How to Scrape Secondary Data from a Table of URLs? (From multiple Websites? / Links?)

So. I know how to use the “Table Extraction” Activity in UiPath StudioX, what I now need help with, is scrubbing a single paragraph of data, from opening EVERY link that it previously scraped, and adding this paragraph into the next column, next to the link that was opened to to get that paragraph.

The “Go to URL” activity isn’t helping which means it is either not what I need to use, or I am using it incorrectly and need to be shown how it can be used the way I intend it to be used.

I will check the “How to extract from multiple websites” forum, but please help me if you can. Thank you so much.

Hi @jezaia.vanderwatt

Can you try this-

  1. Create a new column in your table to store the extracted paragraph data.

  2. Add a For Each Row activity to loop through each row in your table.

  3. Inside the For Each Row activity, add a Go to URL activity and set the URL to the value in the URL column for the current row.

  4. Add an activity to extract the desired paragraph of data from the webpage. Depending on the structure of the webpage and the location of the desired paragraph, you may need to use different activities such as “Find Element” or “Get Text”.

  5. Add an activity to write the extracted paragraph data to the new column in your table for the current row.

  6. After the loop is complete, you should have the desired paragraph data in the new column next to the corresponding URL.

I hope this helps you achieve your goal.

@jezaia.vanderwatt

  1. After extraction use add data column activity and add a new column
  2. Use for each row in datatable and loop through extracted table
  3. Use go to url with currentrow("urlcolumn").ToString…and try scrapping data and use assign with currentrow("NewColumnName") = variablefromextraction

For scrapping as websites are different try finding a reliable selector…try using only tags in selector or any othe rwhich might be common…

Does the urls belong to same website or different?

If same then try using fuzzy selector if different then we need to make sure to remove any non static part in selector

Cheers

1 Like

I have already done as you have mentioned.

The thing I keep getting wrong, is figuring out HOW to use the “Go To URL” activity.
With Anil_G’s solution, which almost worked, it types the literal “variablename.Tostring” in the browser as apposed to the Value of the URL variable. I should complete that spreadsheet tutorial… basically, I do not know how to add “Spread sheet column names” in such a way that it knows I’m referring to the column.

Thank you for your help. I’m glad that you are helping me get on the right track.

I think I mainly need help with this part, I am mainly getting other errors now that I messed with the text in the expression editor.


String
RightStringMaybe

@jezaia.vanderwatt

Errors says your datatable used is empty

Cheers

Um. Yes. But what do I need to do with the Expression Editor in the “Go to URL” activity?
I know for a fact that the Spreadsheet with the table of URL’s is there. I don’t think I need to worry about that right now. I’m far more concerned about the use of the “Go to URL” activity. Is there a particular tutorial you would recommend?

@jezaia.vanderwatt

If its inside for each row in datatable and column name is apply url then pass currentrow("Appy URL").ToString

For go to url basically we have to provide a url and it would go to that url it is like oepning a new site in already open window

Cheers

Ah. I figured it out! Thank you for all the help. It got me much closer to an answer.

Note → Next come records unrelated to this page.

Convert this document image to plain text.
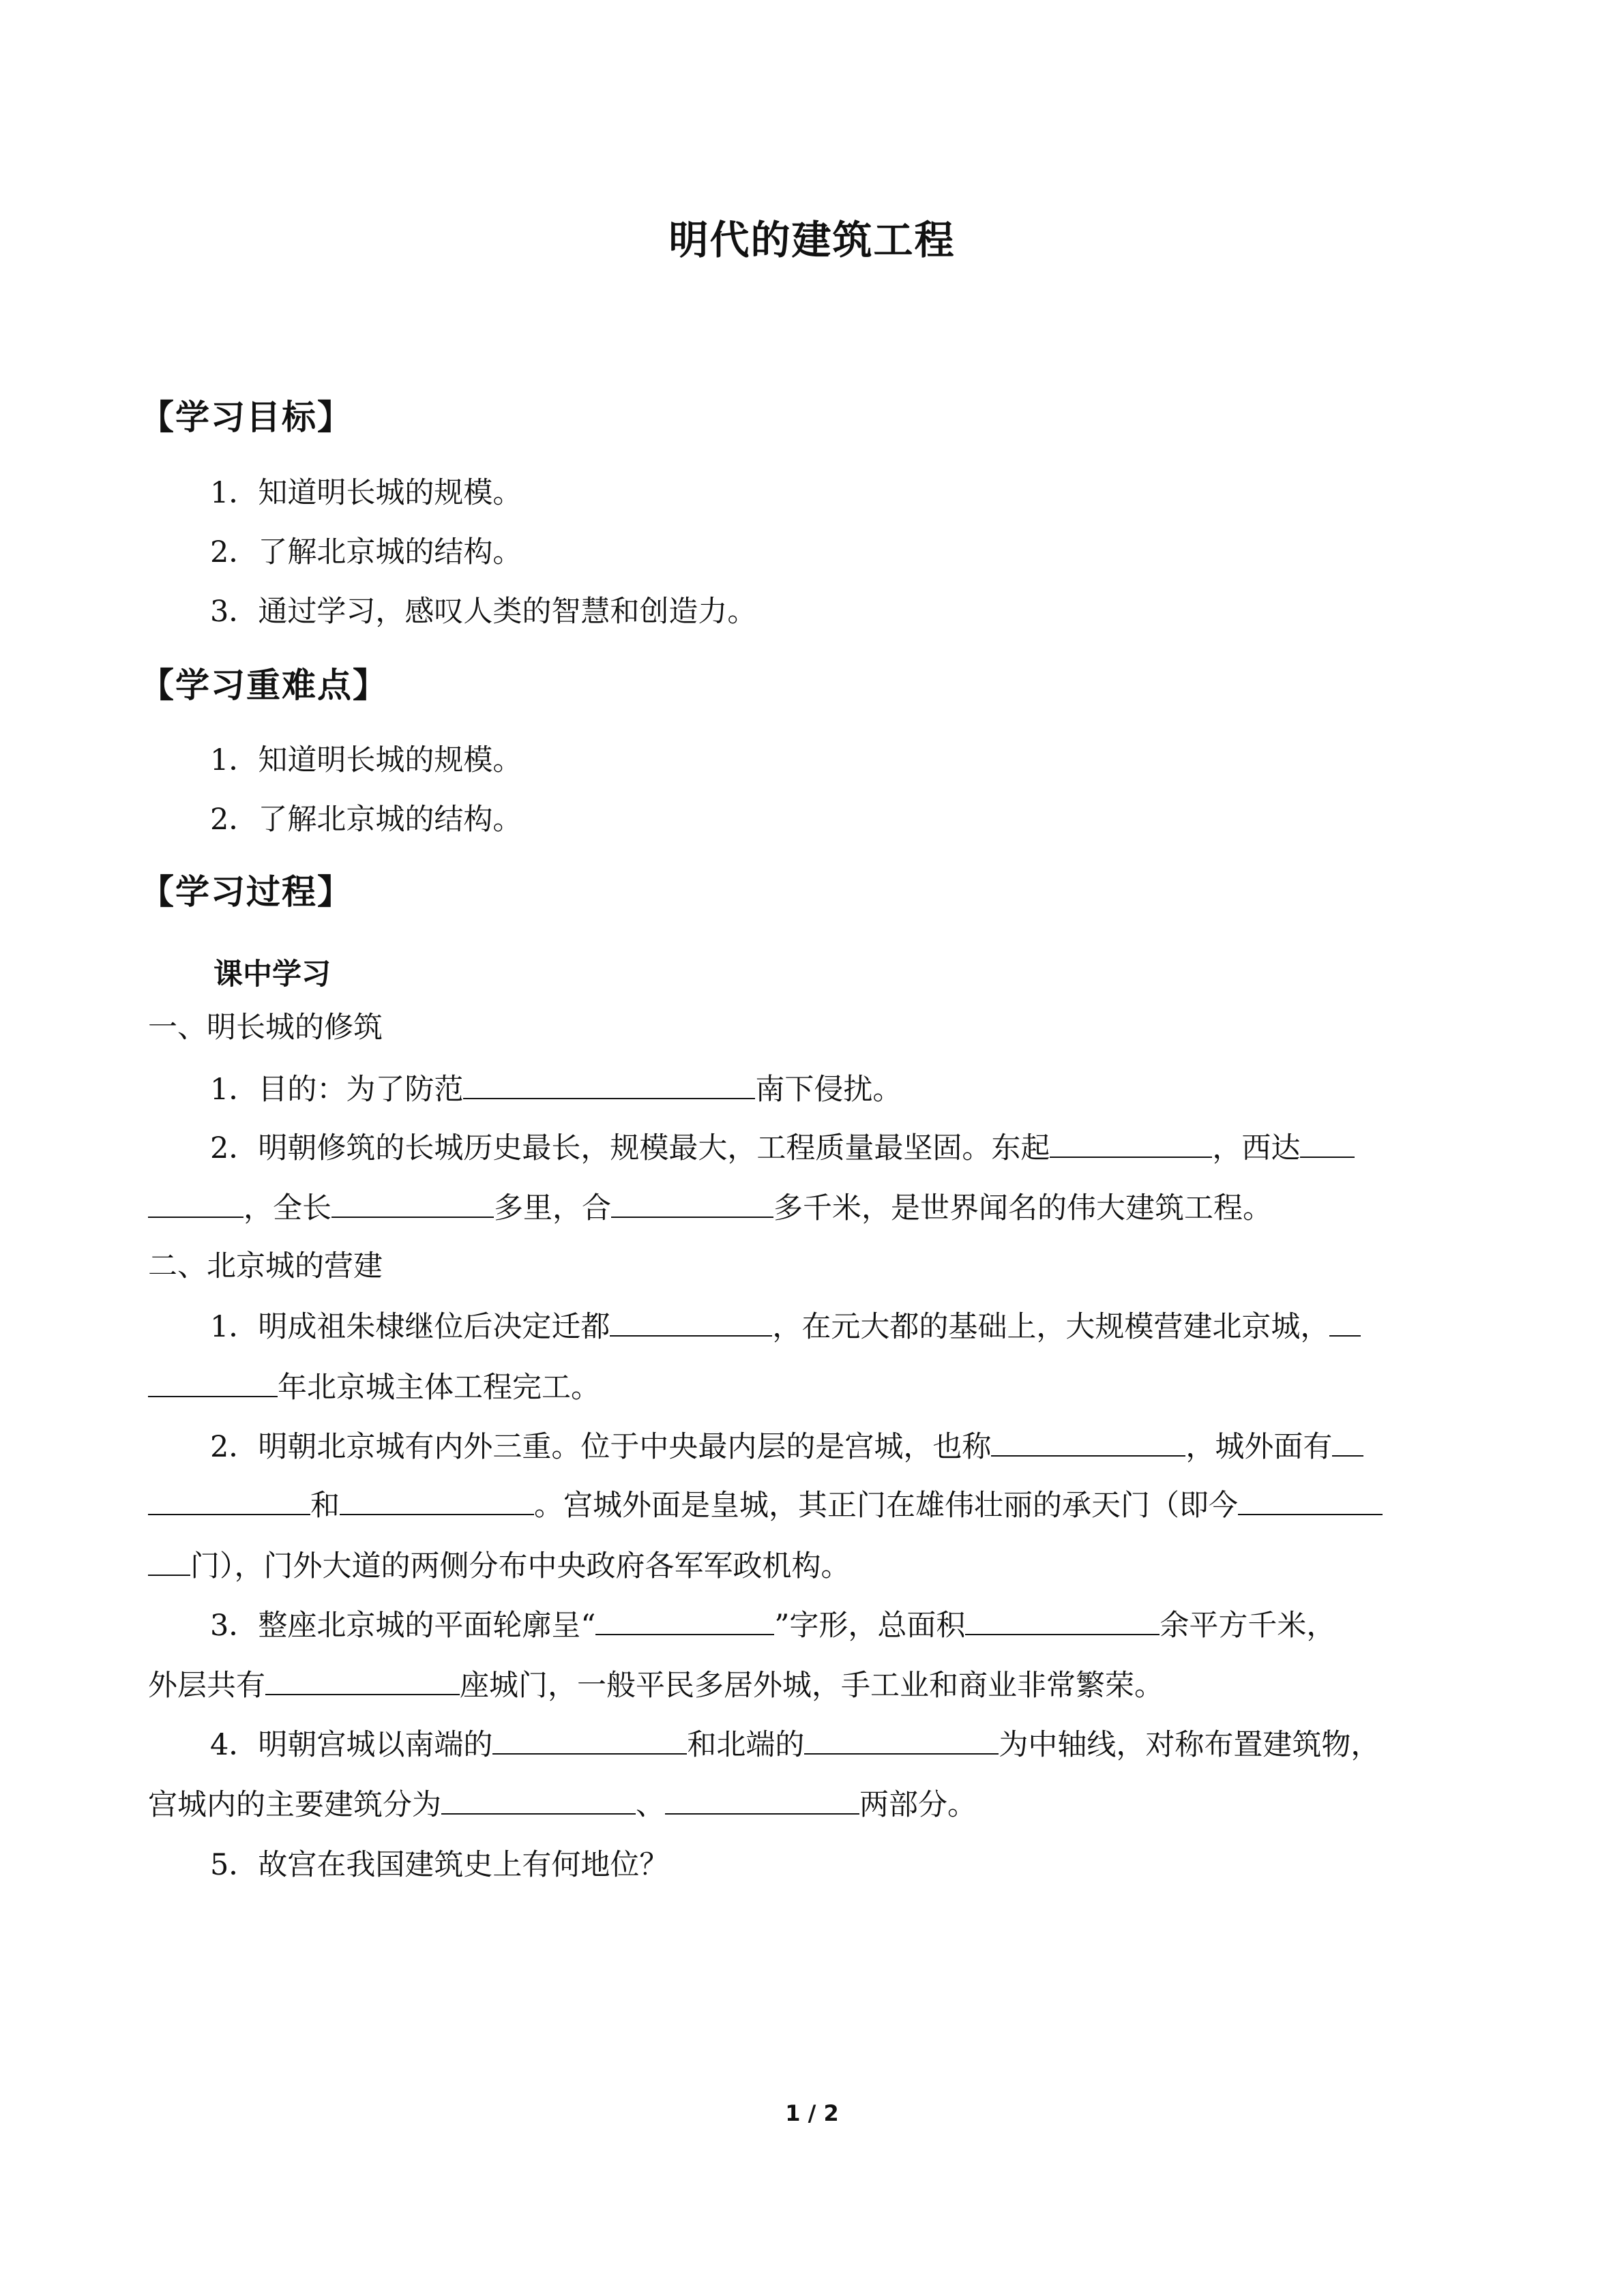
明代的建筑工程
【学习目标】
1．知道明长城的规模。
2．了解北京城的结构。
3．通过学习，感叹人类的智慧和创造力。
【学习重难点】
1．知道明长城的规模。
2．了解北京城的结构。
【学习过程】
课中学习
一、明长城的修筑
1．目的：为了防范	南下侵扰。
2．明朝修筑的长城历史最长，规模最大，工程质量最坚固。东起	，西达
，全长	多里，合	多千米，是世界闻名的伟大建筑工程。
二、北京城的营建
1．明成祖朱棣继位后决定迁都	，在元大都的基础上，大规模营建北京城，
年北京城主体工程完工。
2．明朝北京城有内外三重。位于中央最内层的是宫城，也称	，城外面有
和	。宫城外面是皇城，其正门在雄伟壮丽的承天门（即今
门），门外大道的两侧分布中央政府各军军政机构。
3．整座北京城的平面轮廓呈“	”字形，总面积	余平方千米，
外层共有	座城门，一般平民多居外城，手工业和商业非常繁荣。
4．明朝宫城以南端的	和北端的	为中轴线，对称布置建筑物，
宫城内的主要建筑分为	、	两部分。
5．故宫在我国建筑史上有何地位？
1 / 2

So. Basically. In the “Go to URL” activity. Switch from (If you are using Excel) Chrome to Excel, and than in the dropdown menu, (assuming the “Go to URL” activity is within a “For Each Excel Row” etc activity) - select the URL column, it will be an option that looks like the screenshot I provided - “[CurrentRow] URL”.

What this does is Use the current row’s cell, in the URL column, as the source of the URL the “Go to URL” activity opens. Don’t worry about adding a “Navigate Browser” activity to close the Tab afterwards (at least not within the “For Each Excel Row” block) - it only uses 1 tab, and switches the link it uses within that 1 tab.

I really hope this helps a lot of people. The tutorials out there, that are about 8 months old even, are just barely too old to be helpful for this particular case.

This is how to use a Table of Links / URLs to scrub extra / secondary data from those Links / URLs.
Have a great day
Jezaia

This topic was automatically closed 3 days after the last reply. New replies are no longer allowed.